Bulan tersipu malu. Dan katanya, “Barangkali karena kita memang berada di alam yang berbeda, dipisahkan jarak yang jauh. Dan cantik, dan indah, adalah sesuatu yang jauh, sesuatu yang hanya ada di negeri impian, di negeri yang tidak bisa terjangkau. Coba seandainya saya bisa dipetik seperti mawar, saya pasti sudah dibudidayakan dan hanya indah semusim saja.”
“Tapi kan tetap indah.”
“Ya, indah, tapi cepat layu karena memang terjangkau.”
Mawar yang mendengarkan percakapan kami dan menyadari kesementaraannya, menunduk sedih. Sedap malam mengusap-usap kelopaknya, membesarkan hatinya. Saya dan bulan yang menyadari bahwa percakapan tadi telah membuat sedih mawar, ikut bersedih. Tapi kenapa mesti bersedih, karena kesementaraan adalah bagian dari hidup.
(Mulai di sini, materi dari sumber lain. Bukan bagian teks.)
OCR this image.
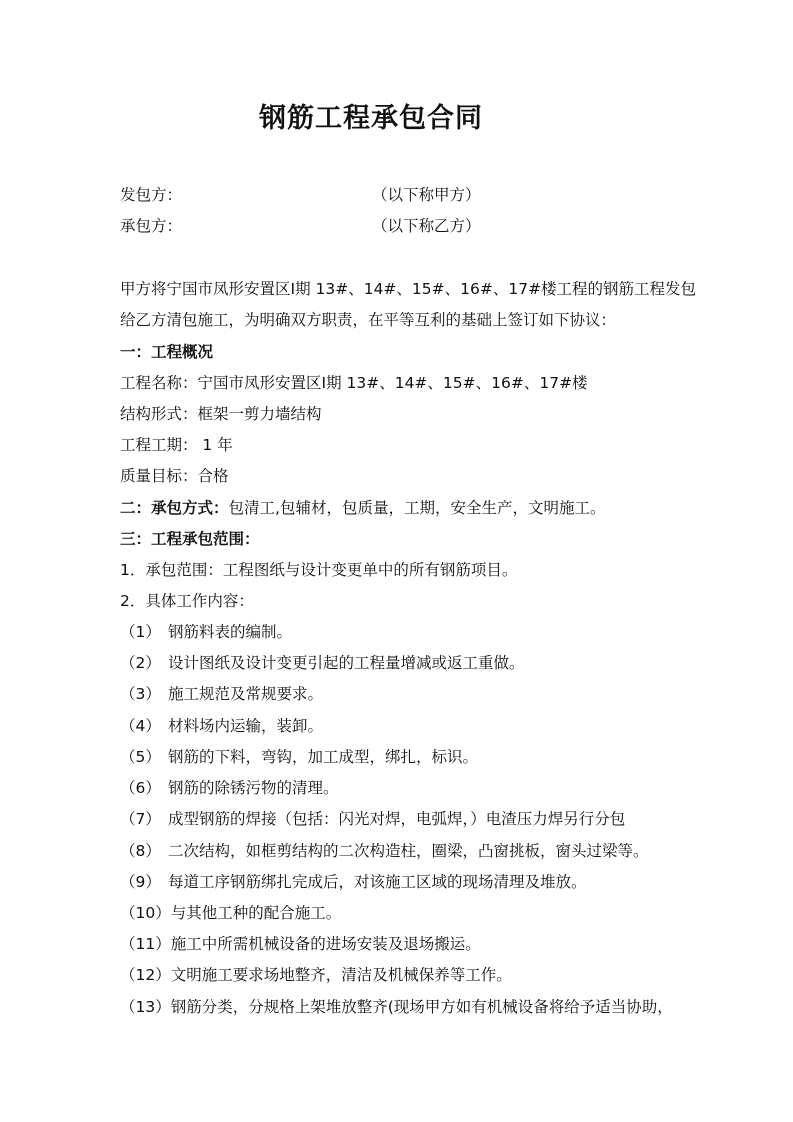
钢筋工程承包合同
发包方：	（以下称甲方）
承包方：	（以下称乙方）
甲方将宁国市凤形安置区Ⅰ期 13#、14#、15#、16#、17#楼工程的钢筋工程发包
给乙方清包施工，为明确双方职责，在平等互利的基础上签订如下协议：
一：工程概况
工程名称：宁国市凤形安置区Ⅰ期 13#、14#、15#、16#、17#楼
结构形式：框架一剪力墙结构
工程工期： 1 年
质量目标：合格
二：承包方式：包清工,包辅材，包质量，工期，安全生产，文明施工。
三：工程承包范围：
1．承包范围：工程图纸与设计变更单中的所有钢筋项目。
2．具体工作内容：
（1） 钢筋料表的编制。
（2） 设计图纸及设计变更引起的工程量增减或返工重做。
（3） 施工规范及常规要求。
（4） 材料场内运输，装卸。
（5） 钢筋的下料，弯钩，加工成型，绑扎，标识。
（6） 钢筋的除锈污物的清理。
（7） 成型钢筋的焊接（包括：闪光对焊，电弧焊，）电渣压力焊另行分包
（8） 二次结构，如框剪结构的二次构造柱，圈梁，凸窗挑板，窗头过梁等。
（9） 每道工序钢筋绑扎完成后，对该施工区域的现场清理及堆放。
（10）与其他工种的配合施工。
（11）施工中所需机械设备的进场安装及退场搬运。
（12）文明施工要求场地整齐，清洁及机械保养等工作。
（13）钢筋分类，分规格上架堆放整齐(现场甲方如有机械设备将给予适当协助，
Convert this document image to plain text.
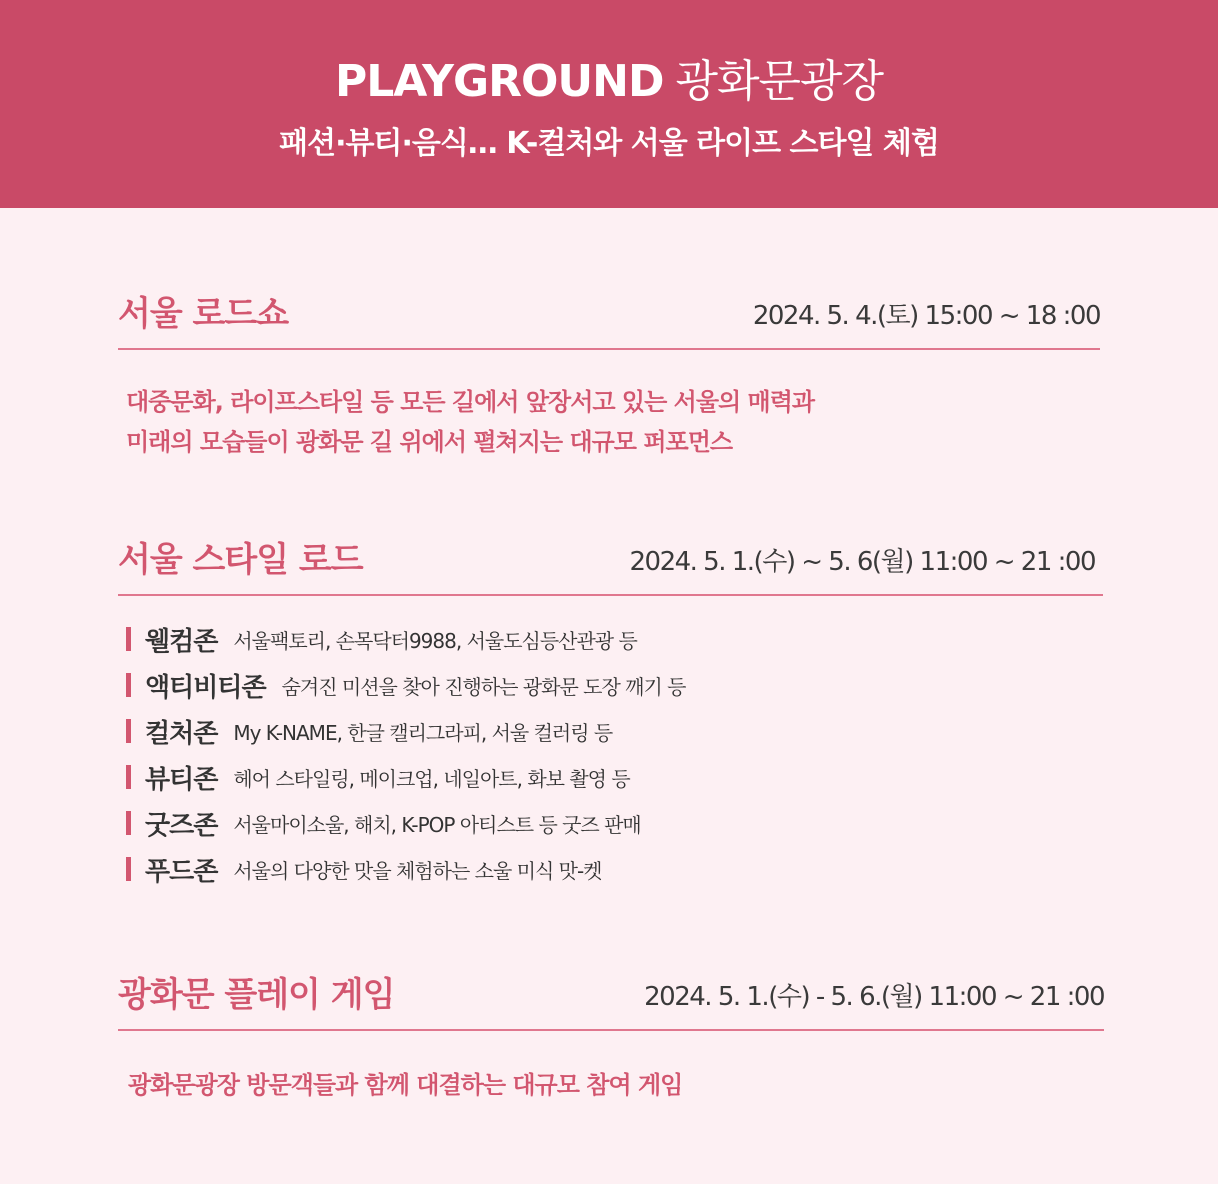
PLAYGROUND 광화문광장
패션·뷰티·음식… K-컬처와 서울 라이프 스타일 체험
서울 로드쇼	2024. 5. 4.(토) 15:00 ~ 18 :00
대중문화, 라이프스타일 등 모든 길에서 앞장서고 있는 서울의 매력과
미래의 모습들이 광화문 길 위에서 펼쳐지는 대규모 퍼포먼스
서울 스타일 로드	2024. 5. 1.(수) ~ 5. 6(월) 11:00 ~ 21 :00
웰컴존 서울팩토리, 손목닥터9988, 서울도심등산관광 등
액티비티존 숨겨진 미션을 찾아 진행하는 광화문 도장 깨기 등
컬처존 My K-NAME, 한글 캘리그라피, 서울 컬러링 등
뷰티존 헤어 스타일링, 메이크업, 네일아트, 화보 촬영 등
굿즈존 서울마이소울, 해치, K-POP 아티스트 등 굿즈 판매
푸드존 서울의 다양한 맛을 체험하는 소울 미식 맛-켓
광화문 플레이 게임	2024. 5. 1.(수) - 5. 6.(월) 11:00 ~ 21 :00
광화문광장 방문객들과 함께 대결하는 대규모 참여 게임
Semuanya adalah fana, kecuali yang Abadi itu. Kenapa mesti bersedih kalau selama hidup telah memberikan keindahan yang dimiliki masing-masing.
Mawar tersenyum kembali. Kami menggodanya. Lalu percakapan pun beralih pada hal-hal yang menyenangkan, pengalaman yang lucu-lucu. Saat seperti itulah, kadang angin yang baru pulang dari pengembaraannya, ikut bercakap-cakap. Dia mengabarkan bahwa di wilayah-wilayah lain pertempuran terus berlangsung, penindasan dengan beragam warna dan corak menjadi peradaban umum. Kami selalu diam setelah mendengar berita seperti itu. Kami punya pikiran masing-masing dan cara bersedih yang berbeda.
Angin pamitan dan mengatakan kapan-kapan akan singgah. Kalau ingin tahu lebih banyak, kata angin, dia punya foto-foto dari wilayah-wilayah yang telah dikunjunginya. Setelah angin pergi, tidak ada lagi percakapan di antara kami. Bulan melambaikan tangan setelah memberitahukan dengan nada sedih bahwa sebentar lagi tanggal tua dan dia tidak bisa menemui secara sempurna. Saya pun menutup jendela setelah mengucapkan selamat malam kepada mawar dan sedap malam.
**
Pagi hari saya membuka jendela, menyapa matahari yang baru datang, dan duduk di pematang kolam. Ikan-ikan menyapa saya sambil menari-nari. Mereka selalu bergembira dalam keadaan bagaimanapun.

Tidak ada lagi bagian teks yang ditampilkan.